ENG Researchers Win $1.5M Department of Energy Grant
Collaboration could lead to better biofuel synthesis
By Liz Sheeley
Three ENG researchers, Assistant Professor Mary Dunlop (BME), Assistant Professor Wilson Wong (BME), and Professor Ji-Xin Cheng (ECE, BME, Chemistry, Physics), were awarded a three-year, $1.5M Department of Energy (DOE) grant to develop technology to better understand and measure the synthesis of biofuels in living cells.
“This project uses complementary skills from each of our labs and the intersection is a really exciting interdisciplinary approach to an important problem,” says Dunlop, the principal investigator on the project.
Biofuels, including biodiesel, are renewable sources of energy, but producing them economically has been one of the biggest hang-ups in widespread use. Scientists have managed to use synthetic biology and metabolic engineering to use living cells to produce the precursor to biofuels, fatty acids, but the production rate is relatively low and the process is not precise.
The current way to quantify fatty acid production is to use a method called gas chromatography—mass spectrometry (GC-MS). The alternative method Dunlop, Wong, and Cheng are proposing would allow researchers to test hundreds to thousands of cell types at once and greatly improve the current throughput of GC-MS.
The DOE-funded project uses an imaging method pioneered in the Cheng lab called stimulated Raman scattering (SRS) to image cells, which drives the potential to dramatically increase throughput while simultaneously providing a direct measurement of fatty acid biosynthesis.

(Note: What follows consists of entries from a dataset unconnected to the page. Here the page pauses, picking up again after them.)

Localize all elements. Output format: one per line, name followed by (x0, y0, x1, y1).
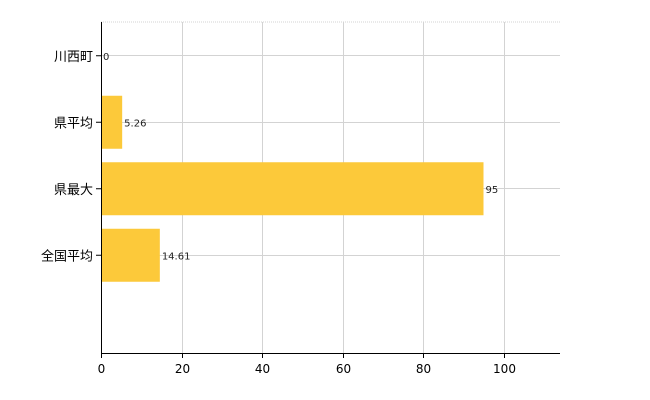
category-label: 県平均 (54, 116, 93, 131)
category-label: 川西町 (54, 50, 93, 65)
bars (101, 95, 484, 282)
x-tick-label: 40 (255, 362, 270, 376)
axes (101, 22, 560, 354)
bar (101, 162, 484, 216)
x-tick-label: 100 (493, 362, 516, 376)
category-label: 全国平均 (41, 248, 93, 264)
category-label: 県最大 (54, 183, 93, 198)
data-label: 14.61 (162, 251, 191, 262)
data-label: 95 (486, 185, 499, 196)
x-tick-label: 20 (175, 362, 190, 376)
data-label: 5.26 (124, 118, 146, 129)
bar (101, 95, 123, 149)
bar (101, 228, 160, 282)
labels: 0 20 40 60 80 100 川西町 0 県平均 5.26 県最大 95 全国平均 14.61 (41, 50, 516, 376)
data-label: 0 (103, 52, 109, 63)
x-tick-label: 0 (98, 362, 106, 376)
x-tick-label: 80 (416, 362, 431, 376)
x-tick-label: 60 (336, 362, 351, 376)
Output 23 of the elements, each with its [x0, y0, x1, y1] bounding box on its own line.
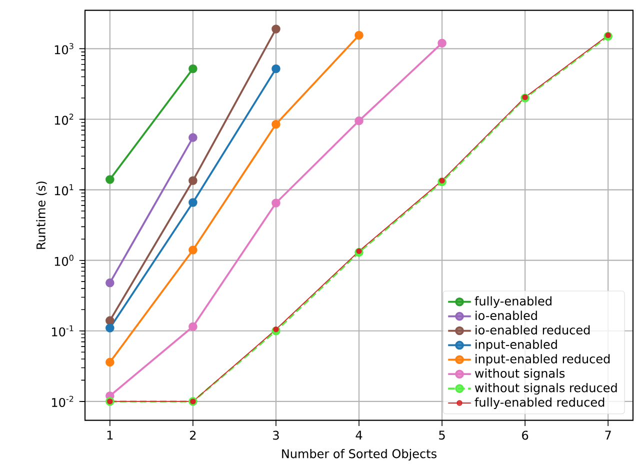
legend-label: io-enabled — [476, 310, 537, 320]
y-tick-label: 10$^{3}$ — [54, 42, 74, 54]
x-tick-label: 6 — [522, 430, 528, 440]
legend-label: without signals — [474, 368, 565, 380]
x-tick-label: 3 — [273, 430, 279, 440]
x-tick-label: 1 — [107, 430, 113, 440]
x-tick-label: 2 — [190, 430, 196, 440]
legend-label: fully-enabled — [474, 296, 552, 308]
legend-label: input-enabled reduced — [476, 354, 610, 366]
x-tick-label: 4 — [356, 430, 362, 440]
y-tick-label: 10$^{0}$ — [54, 254, 74, 266]
legend-label: input-enabled — [476, 339, 557, 352]
legend-label: fully-enabled reduced — [474, 397, 604, 409]
x-tick-label: 7 — [605, 430, 611, 440]
y-axis-title: Runtime (s) — [36, 181, 47, 249]
legend-label: without signals reduced — [474, 382, 617, 394]
y-tick-label: 10$^{2}$ — [54, 113, 74, 125]
x-tick-label: 5 — [439, 430, 445, 440]
legend-label: io-enabled reduced — [476, 325, 590, 334]
x-axis-title: Number of Sorted Objects — [282, 448, 436, 460]
y-tick-label: 10$^{1}$ — [54, 184, 74, 196]
y-tick-label: 10$^{-2}$ — [52, 396, 74, 407]
y-tick-label: 10$^{-1}$ — [52, 325, 74, 336]
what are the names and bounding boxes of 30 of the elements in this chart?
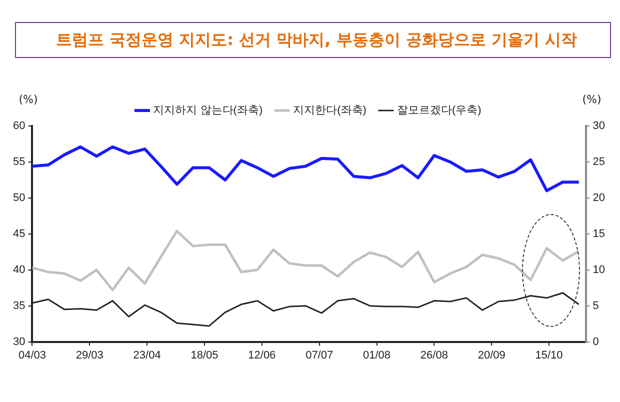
y2-tick-label: 30 (592, 120, 606, 132)
x-tick-label: 12/06 (248, 349, 276, 362)
x-tick-label: 01/08 (362, 349, 391, 362)
y2-axis-title: (%) (582, 92, 602, 106)
y-tick-label: 60 (12, 120, 26, 132)
legend-label: 잘모르겠다(우축) (396, 104, 482, 117)
y-tick-label: 35 (12, 300, 26, 312)
y2-tick-label: 5 (592, 300, 599, 312)
x-tick-label: 18/05 (190, 349, 218, 362)
y-tick-label: 45 (12, 228, 26, 240)
y-axis-title: (%) (18, 92, 38, 106)
legend-label: 지지하지 않는다(좌축) (153, 104, 263, 117)
x-tick-label: 04/03 (18, 349, 46, 362)
y2-tick-label: 25 (592, 156, 606, 168)
chart-title: 트럼프 국정운영 지지도: 선거 막바지, 부동층이 공화당으로 기울기 시작 (15, 22, 611, 58)
y2-tick-label: 15 (592, 228, 606, 240)
x-tick-label: 23/04 (133, 349, 161, 362)
y2-tick-label: 0 (592, 336, 599, 348)
y-tick-label: 40 (12, 264, 26, 276)
legend-label: 지지한다(좌축) (293, 104, 366, 117)
x-tick-label: 29/03 (76, 349, 104, 362)
y-tick-label: 30 (12, 336, 26, 348)
x-tick-label: 26/08 (420, 349, 448, 362)
y2-tick-label: 20 (592, 192, 606, 204)
y2-tick-label: 10 (592, 264, 606, 276)
x-tick-label: 20/09 (478, 349, 506, 362)
x-tick-label: 15/10 (535, 349, 563, 362)
y-tick-label: 55 (12, 156, 26, 168)
y-tick-label: 50 (12, 192, 26, 204)
x-tick-label: 07/07 (306, 349, 334, 362)
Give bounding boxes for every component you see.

“This new method would give us a lot more freedom to explore different types of cells, and change the DNA within them to increase or decrease cellular activities that we might think contribute to fatty acid production,” says Dunlop. “The ultimate promise of this type of approach is that it can be used on a wide variety of cell types.”
The project has three main objectives that blend into one ultimate goal: to design, screen, and categorize thousands of genetic variants to optimize fatty acid production. Along the way they will use SRS in combination with genome engineering and gene circuit design to reach their goal of building a library of genetically different cell types categorized by the quality and quantity of their fatty acid production.
The library would contain data specific to each cell type tested, including which fatty acid the cell makes, the quantity and quality of the product, and the byproducts made during synthesis. Down the line, a library like this could let engineers quickly pick the best genetic variant to produce high yields of their desired product, including biofuels.